Medien
Neue Studie: Neuro-axonale Schäden durch COVID-19
Viele Corona-Infizierte berichten von neurologischen Beeinträchtigungen wie Kopfschmerzen oder Verlust des Geruchssinns. Bei leichten bis mittelschweren Krankheitsverläufen konnte jedoch bisher kein direkter Zusammenhang zu COVID-19 nachgewiesen werden. Die Ergebnisse der Regensburger Studie an der KUNO Klinik St. Hedwig liefern nun zum ersten Mal Hinweise, die eine direkte Beeinträchtigung des zentralen Nervensystems bestätigen.
Insgesamt 100 Studienteilnehmer, 84 Frauen und 16 Männer, wurden entsprechend ihres SARS-CoV-2-Infektionsstatus in zwei Gruppen gegliedert: 28 waren positiv getestet worden, 72 negativ. Alle positiv getesteten Patienten wiesen leichte bis mittelschwere Symptome auf und erholten sich innerhalb von einer bis drei Wochen wieder. Sie klagten über keine oder nur geringe neurologische Beeinträchtigungen. „Um neurologische Schäden durch COVID-19 nachzuweisen, ist ein biologischer Marker hilfreich“, erklärt Prof. Dr. Sven Wellmann, Chefarzt für Neonatologie an der KUNO Klinik St. Hedwig und Professor am Lehrstuhl für Kinder- und Jugendmedizin der Universität Regensburg. „Der Blutspiegel von Neurofilament, ein Stützprotein der Nervenzellen, wird seit Kurzem unter anderem bei diversen neurodegenerativen Erkrankungen in der Diagnostik und Therapiesteuerung eingesetzt. Deshalb haben wir uns dafür entschieden, auch in diesem Fall die Neurofilament-Konzentration zu messen.“ Gemessen wurde die leichte Kette von Neurofilament (NfL) im Serum mithilfe eines digitalen Immunoassays (Single Molecule Array NF-light®).
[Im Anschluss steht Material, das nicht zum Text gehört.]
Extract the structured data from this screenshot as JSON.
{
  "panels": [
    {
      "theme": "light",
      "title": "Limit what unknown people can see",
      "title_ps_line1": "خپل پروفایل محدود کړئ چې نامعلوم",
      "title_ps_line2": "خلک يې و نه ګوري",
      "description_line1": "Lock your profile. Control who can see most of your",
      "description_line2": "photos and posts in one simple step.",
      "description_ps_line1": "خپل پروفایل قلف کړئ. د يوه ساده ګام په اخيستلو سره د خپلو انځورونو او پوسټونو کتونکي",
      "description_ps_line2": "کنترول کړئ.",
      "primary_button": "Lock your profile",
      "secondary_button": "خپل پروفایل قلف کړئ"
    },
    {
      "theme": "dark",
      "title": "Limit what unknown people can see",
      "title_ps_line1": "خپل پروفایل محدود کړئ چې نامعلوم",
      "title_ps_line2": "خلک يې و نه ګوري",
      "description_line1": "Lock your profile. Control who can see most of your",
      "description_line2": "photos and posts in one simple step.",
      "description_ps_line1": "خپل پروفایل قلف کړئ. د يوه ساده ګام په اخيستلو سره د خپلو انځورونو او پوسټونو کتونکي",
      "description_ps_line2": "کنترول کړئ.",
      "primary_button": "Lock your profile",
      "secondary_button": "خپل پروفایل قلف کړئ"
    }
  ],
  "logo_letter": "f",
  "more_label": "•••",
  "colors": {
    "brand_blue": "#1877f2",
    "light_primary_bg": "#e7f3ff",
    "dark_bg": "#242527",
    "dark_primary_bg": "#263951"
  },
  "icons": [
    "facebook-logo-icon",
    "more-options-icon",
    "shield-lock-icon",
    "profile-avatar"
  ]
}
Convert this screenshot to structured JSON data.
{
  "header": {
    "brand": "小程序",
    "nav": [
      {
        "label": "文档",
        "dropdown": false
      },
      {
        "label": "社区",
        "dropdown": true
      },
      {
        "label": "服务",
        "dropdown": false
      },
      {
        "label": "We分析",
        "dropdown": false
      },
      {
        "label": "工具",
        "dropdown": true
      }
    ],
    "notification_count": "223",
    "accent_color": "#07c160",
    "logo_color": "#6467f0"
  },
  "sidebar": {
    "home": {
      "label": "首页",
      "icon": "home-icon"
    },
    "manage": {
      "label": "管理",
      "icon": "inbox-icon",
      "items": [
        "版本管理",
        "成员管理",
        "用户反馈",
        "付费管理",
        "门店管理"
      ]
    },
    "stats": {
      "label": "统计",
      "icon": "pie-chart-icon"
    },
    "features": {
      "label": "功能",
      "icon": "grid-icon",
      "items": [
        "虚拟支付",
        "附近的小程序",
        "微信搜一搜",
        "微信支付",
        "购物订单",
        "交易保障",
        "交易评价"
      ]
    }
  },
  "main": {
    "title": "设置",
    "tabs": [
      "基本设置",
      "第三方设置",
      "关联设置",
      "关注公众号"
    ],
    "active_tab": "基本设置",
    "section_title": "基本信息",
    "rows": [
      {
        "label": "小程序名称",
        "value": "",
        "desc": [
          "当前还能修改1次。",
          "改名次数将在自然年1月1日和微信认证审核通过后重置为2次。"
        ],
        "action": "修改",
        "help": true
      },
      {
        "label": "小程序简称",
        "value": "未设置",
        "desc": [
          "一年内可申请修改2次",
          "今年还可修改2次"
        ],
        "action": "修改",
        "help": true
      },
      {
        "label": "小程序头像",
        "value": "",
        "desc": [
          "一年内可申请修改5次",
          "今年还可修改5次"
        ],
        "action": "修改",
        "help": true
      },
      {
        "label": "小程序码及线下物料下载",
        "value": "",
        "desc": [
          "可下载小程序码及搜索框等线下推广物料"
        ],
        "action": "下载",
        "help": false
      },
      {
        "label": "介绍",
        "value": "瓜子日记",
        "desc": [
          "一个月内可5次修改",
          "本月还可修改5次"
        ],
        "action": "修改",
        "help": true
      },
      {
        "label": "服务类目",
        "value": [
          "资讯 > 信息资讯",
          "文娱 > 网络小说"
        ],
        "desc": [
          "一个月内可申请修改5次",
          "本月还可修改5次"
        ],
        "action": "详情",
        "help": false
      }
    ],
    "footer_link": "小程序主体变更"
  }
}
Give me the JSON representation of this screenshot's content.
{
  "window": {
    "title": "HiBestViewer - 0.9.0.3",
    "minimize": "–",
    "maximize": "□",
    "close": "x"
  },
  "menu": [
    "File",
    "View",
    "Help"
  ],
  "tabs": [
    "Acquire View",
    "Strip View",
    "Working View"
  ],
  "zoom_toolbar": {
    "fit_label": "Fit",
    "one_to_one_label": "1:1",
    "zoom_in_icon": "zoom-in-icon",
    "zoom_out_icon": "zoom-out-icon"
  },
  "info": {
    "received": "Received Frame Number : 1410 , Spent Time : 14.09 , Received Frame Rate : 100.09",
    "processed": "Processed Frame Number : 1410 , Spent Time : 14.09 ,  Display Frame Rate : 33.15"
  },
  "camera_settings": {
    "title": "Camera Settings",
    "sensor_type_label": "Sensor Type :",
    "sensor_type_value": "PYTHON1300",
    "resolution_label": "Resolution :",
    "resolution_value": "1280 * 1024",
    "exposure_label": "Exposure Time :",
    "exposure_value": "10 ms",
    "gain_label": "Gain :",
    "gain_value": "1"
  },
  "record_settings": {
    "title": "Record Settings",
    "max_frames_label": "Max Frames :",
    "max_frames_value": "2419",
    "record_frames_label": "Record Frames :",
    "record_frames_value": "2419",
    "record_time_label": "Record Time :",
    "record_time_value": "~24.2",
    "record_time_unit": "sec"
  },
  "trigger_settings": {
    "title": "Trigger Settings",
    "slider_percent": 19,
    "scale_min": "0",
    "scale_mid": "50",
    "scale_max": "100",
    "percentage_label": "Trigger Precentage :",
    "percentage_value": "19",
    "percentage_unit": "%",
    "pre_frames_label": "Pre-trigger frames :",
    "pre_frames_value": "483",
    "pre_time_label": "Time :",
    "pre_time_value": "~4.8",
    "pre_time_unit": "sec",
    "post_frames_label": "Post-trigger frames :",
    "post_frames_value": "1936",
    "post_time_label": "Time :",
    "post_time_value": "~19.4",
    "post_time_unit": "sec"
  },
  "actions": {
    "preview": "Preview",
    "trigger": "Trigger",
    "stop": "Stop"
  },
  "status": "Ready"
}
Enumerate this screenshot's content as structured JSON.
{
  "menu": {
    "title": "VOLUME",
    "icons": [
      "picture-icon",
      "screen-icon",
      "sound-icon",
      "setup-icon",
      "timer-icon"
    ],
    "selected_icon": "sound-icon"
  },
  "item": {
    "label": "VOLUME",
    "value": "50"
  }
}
Die erste Messung erfolgte im Mittel 23 Tage und die zweite 58 Tage nach Krankheitsbeginn.
Die Ergebnisse der Untersuchung mit dem Titel „Association of neuronal injury blood marker neurofilament light chain with mild-to-moderate COVID-19” wurden am 9. Juli 2020 im Fachmagazin Journal of Neurology veröffentlicht. Sie zeigen, dass die NfL-Konzentration unter Berücksichtigung des Alters und des Geschlechts bei COVID-19-Patienten signifikant höher ist als bei der Kontrollgruppe. Das bedeutet, dass SARS-CoV-2 höchstwahrscheinlich nicht nur das respiratorische System angreift, sondern auch neuro-axonale Schäden verursacht. „Deshalb ist es so wichtig, genau zu beobachten, welche neurologischen Langzeitfolgen nach einer COVID-19-Infektion bestehen bleiben können. Und es zeigt sich immer mehr, dass wir im Umgang mit der Corona-Pandemie nicht nachlässig werden dürfen“, lautet das Fazit von Prof. Dr. Sven Wellmann zu dem Ergebnis der Studie. Praktisch zeitgleich wurden die Ergebnisse dieser Studie durch eine unabhängige Studie aus den USA und Schweden bestätigt.